Unbeholfen stand ich in der Mitte des Raums und zerbrach mir den Kopf darüber, wie ich meinen ungebetenen Gast unterhalten könnte. Ich warf einen kurze Blick auf ihn und sah, dass er mich anstarrte. Verlegen strich ich mir mit meiner Hand über mein zerknittertes Oberteil und kam auf die Idee, ihm einen Drink anzubieten. Wenigstens würde ich ihm so den Rücken zugewandt haben, so dass ich nicht mit seinen glühenden, alles verschlingenden Blick konfrontiert wäre.

Ich wandte mich den Kühlschrank zu und rief über meine Schulter: "Was willst du trinken? Ich habe Bier, Saft?" Ich wartete auf seine Antwort, aber es kam keine.

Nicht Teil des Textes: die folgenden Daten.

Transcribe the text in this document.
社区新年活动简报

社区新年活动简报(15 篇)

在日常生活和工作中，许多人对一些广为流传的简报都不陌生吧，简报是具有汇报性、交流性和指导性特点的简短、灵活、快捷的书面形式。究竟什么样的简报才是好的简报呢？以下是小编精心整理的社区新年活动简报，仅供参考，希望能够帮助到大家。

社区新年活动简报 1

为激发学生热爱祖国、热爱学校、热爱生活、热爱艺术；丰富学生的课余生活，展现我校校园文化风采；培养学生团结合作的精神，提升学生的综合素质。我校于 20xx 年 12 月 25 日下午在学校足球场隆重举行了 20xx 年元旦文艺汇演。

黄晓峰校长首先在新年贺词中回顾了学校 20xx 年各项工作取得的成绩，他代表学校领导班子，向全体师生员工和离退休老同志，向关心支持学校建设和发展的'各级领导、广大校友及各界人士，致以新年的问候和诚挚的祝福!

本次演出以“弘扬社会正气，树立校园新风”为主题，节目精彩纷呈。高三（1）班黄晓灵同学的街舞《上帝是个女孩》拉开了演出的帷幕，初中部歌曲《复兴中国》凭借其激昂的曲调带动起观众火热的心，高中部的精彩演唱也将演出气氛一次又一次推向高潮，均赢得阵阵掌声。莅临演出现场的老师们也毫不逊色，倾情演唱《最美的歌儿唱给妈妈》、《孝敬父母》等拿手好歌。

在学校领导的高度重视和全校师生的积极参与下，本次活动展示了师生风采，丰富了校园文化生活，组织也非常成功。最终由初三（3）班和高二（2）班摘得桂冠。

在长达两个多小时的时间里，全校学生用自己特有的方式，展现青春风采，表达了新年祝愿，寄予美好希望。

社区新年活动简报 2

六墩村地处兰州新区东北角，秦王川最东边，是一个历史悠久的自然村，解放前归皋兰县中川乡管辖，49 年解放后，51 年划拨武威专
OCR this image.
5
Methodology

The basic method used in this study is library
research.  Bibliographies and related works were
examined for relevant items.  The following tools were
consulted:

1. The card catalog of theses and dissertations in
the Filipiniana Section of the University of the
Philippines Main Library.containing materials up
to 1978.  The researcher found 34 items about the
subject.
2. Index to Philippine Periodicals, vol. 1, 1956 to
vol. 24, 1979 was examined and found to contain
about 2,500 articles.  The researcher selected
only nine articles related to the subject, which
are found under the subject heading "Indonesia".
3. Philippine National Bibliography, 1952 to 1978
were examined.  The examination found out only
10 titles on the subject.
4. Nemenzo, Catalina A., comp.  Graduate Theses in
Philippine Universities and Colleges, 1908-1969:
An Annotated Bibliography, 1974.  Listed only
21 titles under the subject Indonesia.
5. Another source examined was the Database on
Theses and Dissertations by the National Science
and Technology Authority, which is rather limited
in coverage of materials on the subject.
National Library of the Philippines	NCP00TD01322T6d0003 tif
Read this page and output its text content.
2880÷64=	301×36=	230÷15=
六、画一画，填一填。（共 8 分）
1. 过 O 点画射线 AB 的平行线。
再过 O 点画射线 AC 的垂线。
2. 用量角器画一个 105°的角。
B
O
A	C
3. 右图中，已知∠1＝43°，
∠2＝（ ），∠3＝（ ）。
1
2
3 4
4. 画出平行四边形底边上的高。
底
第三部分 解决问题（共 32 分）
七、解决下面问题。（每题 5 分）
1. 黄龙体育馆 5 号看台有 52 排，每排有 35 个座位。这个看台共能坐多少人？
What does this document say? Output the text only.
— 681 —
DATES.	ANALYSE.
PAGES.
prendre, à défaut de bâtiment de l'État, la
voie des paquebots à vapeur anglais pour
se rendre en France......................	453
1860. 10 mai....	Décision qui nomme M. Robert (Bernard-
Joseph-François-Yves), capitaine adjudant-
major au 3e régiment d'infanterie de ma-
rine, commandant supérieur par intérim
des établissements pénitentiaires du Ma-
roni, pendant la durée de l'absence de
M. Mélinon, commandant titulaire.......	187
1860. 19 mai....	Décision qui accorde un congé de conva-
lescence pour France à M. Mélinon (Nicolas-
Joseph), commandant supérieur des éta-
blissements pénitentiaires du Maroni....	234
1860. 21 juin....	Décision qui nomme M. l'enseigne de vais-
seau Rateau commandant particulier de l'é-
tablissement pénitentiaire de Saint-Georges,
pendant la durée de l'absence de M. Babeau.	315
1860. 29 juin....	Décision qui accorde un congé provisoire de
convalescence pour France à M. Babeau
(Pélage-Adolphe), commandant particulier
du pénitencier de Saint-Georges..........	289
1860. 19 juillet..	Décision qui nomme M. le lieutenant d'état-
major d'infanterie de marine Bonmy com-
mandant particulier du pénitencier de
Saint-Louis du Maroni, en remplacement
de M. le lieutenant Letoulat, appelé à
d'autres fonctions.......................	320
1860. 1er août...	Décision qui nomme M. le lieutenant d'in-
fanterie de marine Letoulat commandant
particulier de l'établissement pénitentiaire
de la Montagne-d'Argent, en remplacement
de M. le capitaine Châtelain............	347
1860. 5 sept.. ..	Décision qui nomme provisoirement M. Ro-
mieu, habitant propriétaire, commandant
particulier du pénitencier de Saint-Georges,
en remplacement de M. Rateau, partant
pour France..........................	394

Unverzagt beugte ich mich ein wenig weiter vor und wühlte im Kühlschrank herum. Ich war so damit beschäftigt Zeit zu schinden, dass ich nicht einmal gemerkt hatte, dass er zu mir gekommen war.

Ich richtete mich auf, als ich sein Schweigen nicht länger ertragen konnte. Ich setzte ein weiteres soziales Lächeln auf und drehte mich mit zwei Dosen Bier in der Hand um, die ich fast wieder fallen ließ. Er stand nur wenige Zentimeter von mir entfernt da.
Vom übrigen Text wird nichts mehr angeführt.